© Сушинский Б. И., 2015
© ООО «Издательство „Вече“», 2015
© ООО «Издательство „Вече“», электронная версия, 2015
Великие нации существуют лишь до тех пор, пока существуют великие вожди, которых сами же эти нации и сотворяют.
Богдан Сушинский
На фоне заснеженного хребта черные шпили замка Шварцбург смотрелись как-то по-особому неприветливо и мрачно. Плато, на котором он высился, было затеряно посреди извилистой горной долины и, словно мощной крепостной стеной, подковообразно окаймлялось лесистыми отрогами Баварских Альп.
Пилот с трудом сумел посадить машину в десяти километрах от замка, на полосу, которая еще только создавалась специально для «Альпийской крепости». Причем руководитель стройки обер-лейтенант Зонбах, «специалист по секретным аэродромам», как высокопарно отрекомендовал его перед вылетом Отто Скорцени, прямо предупредил пилота по рации: работы не завершены, садиться крайне опасно. Но когда летчик передал его слова командиру группы барону фон Штуберу, тот язвительно заявил:
– Передай своему Зонбаху, что на его аэродроме мы садимся по личному приказу Скорцени[1]. И мы сделаем это, даже если ему придется выстилать посадочную полосу телами своих поднебесных гробокопателей.
– Оно, конечно, так… Но разбиваться-то нам, а не Зонбаху, – проворчал явно подрастерявшийся пилот.
– Только поэтому не стоит завидовать обер-лейтенанту, еще вчера умудрившемуся заверить первого диверсанта рейха, что будто бы секретная авиабаза «Альпийской крепости» готова, – невозмутимо «успокоил» его барон. – А пока что сделай еще пару кругов над замком. Хочу понять, что он собой представляет и прикинуть, как его получше укреплять.
Пилот взглянул на Штубера, как на человека, который знает что-то такое, что не ведомо ему самому, и только поэтому, предельно низко пройдясь над опоясывающим замок небольшим крепостным двором, на крутом вираже вошел в окутанный легкой дымкой каньон, в конце которого и создавалась «полоса Зонбаха».

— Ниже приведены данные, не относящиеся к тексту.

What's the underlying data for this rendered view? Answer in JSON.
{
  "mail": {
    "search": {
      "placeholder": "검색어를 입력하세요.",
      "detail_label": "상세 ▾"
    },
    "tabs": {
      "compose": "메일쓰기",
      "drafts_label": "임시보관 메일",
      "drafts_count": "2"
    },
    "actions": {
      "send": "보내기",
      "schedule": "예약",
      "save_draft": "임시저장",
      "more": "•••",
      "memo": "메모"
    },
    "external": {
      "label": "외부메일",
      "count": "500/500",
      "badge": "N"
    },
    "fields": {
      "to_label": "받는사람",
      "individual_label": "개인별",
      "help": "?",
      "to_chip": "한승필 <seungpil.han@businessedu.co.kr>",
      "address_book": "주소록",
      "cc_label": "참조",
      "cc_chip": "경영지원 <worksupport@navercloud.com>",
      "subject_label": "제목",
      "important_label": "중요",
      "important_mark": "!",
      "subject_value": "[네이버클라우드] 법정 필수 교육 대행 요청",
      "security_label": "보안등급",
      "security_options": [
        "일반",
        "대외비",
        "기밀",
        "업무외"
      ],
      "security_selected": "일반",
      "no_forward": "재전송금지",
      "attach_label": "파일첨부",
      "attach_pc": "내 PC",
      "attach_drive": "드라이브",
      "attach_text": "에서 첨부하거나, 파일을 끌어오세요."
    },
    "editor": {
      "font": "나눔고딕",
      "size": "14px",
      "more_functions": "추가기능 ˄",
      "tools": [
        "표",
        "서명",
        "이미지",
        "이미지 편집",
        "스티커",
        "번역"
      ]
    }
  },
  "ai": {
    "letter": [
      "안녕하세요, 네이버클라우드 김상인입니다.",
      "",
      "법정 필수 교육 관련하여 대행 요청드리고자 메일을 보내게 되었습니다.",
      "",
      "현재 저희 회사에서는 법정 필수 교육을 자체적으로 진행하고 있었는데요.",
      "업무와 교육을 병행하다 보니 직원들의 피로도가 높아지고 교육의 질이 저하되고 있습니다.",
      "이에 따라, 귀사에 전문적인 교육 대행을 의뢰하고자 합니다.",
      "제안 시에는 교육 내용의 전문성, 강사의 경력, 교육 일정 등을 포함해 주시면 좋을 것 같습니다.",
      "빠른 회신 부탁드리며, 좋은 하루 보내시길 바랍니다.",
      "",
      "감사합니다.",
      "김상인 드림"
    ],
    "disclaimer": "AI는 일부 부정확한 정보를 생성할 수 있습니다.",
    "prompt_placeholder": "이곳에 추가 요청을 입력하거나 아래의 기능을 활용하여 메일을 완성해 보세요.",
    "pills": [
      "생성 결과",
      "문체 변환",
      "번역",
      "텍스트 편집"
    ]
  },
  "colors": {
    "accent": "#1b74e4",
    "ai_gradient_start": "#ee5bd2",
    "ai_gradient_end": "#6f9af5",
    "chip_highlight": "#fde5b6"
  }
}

Шварцбург оказался классическим средневековым бургом[2], в центре его возвышался замок, напоминающий готический собор с тремя небольшими пристройками, а высокие крепостные стены были укреплены круглыми башнями, под красными черепичными крышами. И сам замок, и крепостной двор представали в форме неровного треугольника, одна из плоскостей которого упиралась в неприступную отвесную скалу, а другая буквально зависала над ущельем, западная часть которого завершалась черной, неприветливой чашей озера.
Третья сторона показалась обладателю этого горного пристанища слишком доступной, а значит, уязвимой, поэтому строители специально обрубили склон плато, расчленив его единственной крутой дорогой на два карьера, из камня которых и создавалась мрачная твердыня местного владетеля.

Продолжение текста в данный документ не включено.